District Attorney's Office spokeswoman Kimberly Edds said the office has "absolutely complied with the law in connection with the ACLU's numerous PRA requests, including resending previous responses when the ACLU claimed technical difficulties on its end which prevented it from receiving our responses."

Edds said the office has "sent 19 responses to the ACLU since their initial request in July 2021, including 14 monthly updates by email since August 2021. California law does not require government agencies to create new records for public records requests if the records do not already exist. We cannot produce records we do not have.

"The law safeguards taxpayers from being forced to respond to overly burdensome fishing expeditions.
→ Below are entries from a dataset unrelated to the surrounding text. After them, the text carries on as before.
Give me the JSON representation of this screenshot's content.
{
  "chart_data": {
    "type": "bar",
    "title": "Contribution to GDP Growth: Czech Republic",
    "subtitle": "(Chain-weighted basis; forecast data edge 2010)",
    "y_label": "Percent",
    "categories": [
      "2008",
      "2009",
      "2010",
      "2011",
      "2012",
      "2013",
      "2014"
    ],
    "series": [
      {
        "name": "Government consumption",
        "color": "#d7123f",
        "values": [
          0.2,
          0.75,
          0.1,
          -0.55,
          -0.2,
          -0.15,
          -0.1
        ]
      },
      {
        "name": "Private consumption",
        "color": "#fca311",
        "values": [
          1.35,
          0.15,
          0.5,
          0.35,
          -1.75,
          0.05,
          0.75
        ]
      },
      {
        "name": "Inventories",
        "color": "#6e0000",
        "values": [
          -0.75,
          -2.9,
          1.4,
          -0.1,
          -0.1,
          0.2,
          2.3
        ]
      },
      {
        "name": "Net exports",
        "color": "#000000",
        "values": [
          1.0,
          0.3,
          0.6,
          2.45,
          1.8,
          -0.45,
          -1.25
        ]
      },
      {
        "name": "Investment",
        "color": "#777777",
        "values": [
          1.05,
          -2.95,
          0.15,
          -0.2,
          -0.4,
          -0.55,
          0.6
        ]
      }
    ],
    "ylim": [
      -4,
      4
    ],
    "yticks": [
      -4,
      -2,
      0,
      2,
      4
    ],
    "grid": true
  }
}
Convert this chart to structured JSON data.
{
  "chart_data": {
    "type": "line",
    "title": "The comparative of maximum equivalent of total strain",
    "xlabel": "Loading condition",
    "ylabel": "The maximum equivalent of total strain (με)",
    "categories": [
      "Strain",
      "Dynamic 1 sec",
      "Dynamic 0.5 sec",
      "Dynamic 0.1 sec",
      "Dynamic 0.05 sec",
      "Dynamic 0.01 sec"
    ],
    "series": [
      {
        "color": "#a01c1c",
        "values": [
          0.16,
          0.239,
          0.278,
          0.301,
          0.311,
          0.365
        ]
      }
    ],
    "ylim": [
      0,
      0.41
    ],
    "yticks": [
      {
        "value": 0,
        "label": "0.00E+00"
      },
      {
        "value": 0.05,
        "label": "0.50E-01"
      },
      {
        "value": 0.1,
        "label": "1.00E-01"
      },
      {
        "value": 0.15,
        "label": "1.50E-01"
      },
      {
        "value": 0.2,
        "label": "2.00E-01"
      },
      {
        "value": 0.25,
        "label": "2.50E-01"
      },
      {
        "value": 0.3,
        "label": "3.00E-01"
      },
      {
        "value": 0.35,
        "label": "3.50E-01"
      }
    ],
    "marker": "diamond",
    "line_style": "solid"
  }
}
The ACLU's requests  that were denied were denied as a result of being either overly burdensome or records not in possession of the Orange County District Attorney's Office as allowed under the law."

The new law aims to eliminate systemic racism in criminal justice.

The lawsuit claims that the failure to respond to the public records request "is apparently standard practice."

Spitzer "is now refusing to produce the exact same data that the OCDA previously produced in 2019," the suit alleges. "Further, OCDA has also refused requests from public defenders who have sought data necessary to pursue Racial Justice Act claims in criminal court on behalf of people facing criminal charges, whether that information requested pursuant to the PRA or the Racial Justice Act."

The lawsuit notes that now-retired Orange County Superior Court Judge Gregg Prickett found that Spitzer had violated the Racial Justice Act when mulling whether to pursue the death penalty against a double-murder defendant in Newport Beach.

In the case of Jamon Buggs, Spitzer said, during a discussion on the death penalty with prosecutors, that he knew Black men in college who dated white women to increase their social status. Buggs, who is Black, was convicted of killing a man who had just made friends with the defendant's ex-girlfriend, who is white, as well as a woman, who was sleeping overnight with the man.

Edds disputed the ACLU's characterization of Prickett's ruling.

"There was absolutely no finding of actual bias by the district attorney as a violation of the Racial Justice Act. Any assertion to the contrary is patently false," Edds said.

When one of Buggs' attorneys asked Prickett at the sentencing hearing if he had found that Spitzer violated the Racial Justice Act Prickett replied that he had made that finding.

The ACLU had used data provided by Spitzer's office from 2017 and 2018 -- when his predecessor Tony Rackauckas was the county's top prosecutor -- to issue a report claiming "racial disparities in charging decisions," according to the lawsuit.

"For example, 2.1% of people in Orange County are Black, but Black people represented 5.8% of those criminally charged in the county," according to the lawsuit's citation of the report issued in February.

The Orange County District Attorney's Office "is also more likely to charge Black and Latinx people with felonies and sentencing enhancements than white people, and less likely to offer Black and Latinx people diversion as an alternative to incarceration," the lawsuit alleged.

Edds said it was a "frivolous lawsuit... that is completely divorced from reality."

Edds added in a statement that the ACLU's  "one and only goal is elect soft-on-crime district attorneys who will implement policies that endanger public safety and in fact harm the very communities of color they pretend to care about.

"Across the United States, the ACLU is hellbent on trying to destroy district attorney's offices while hiding behind the progressive soft-on-crime movement."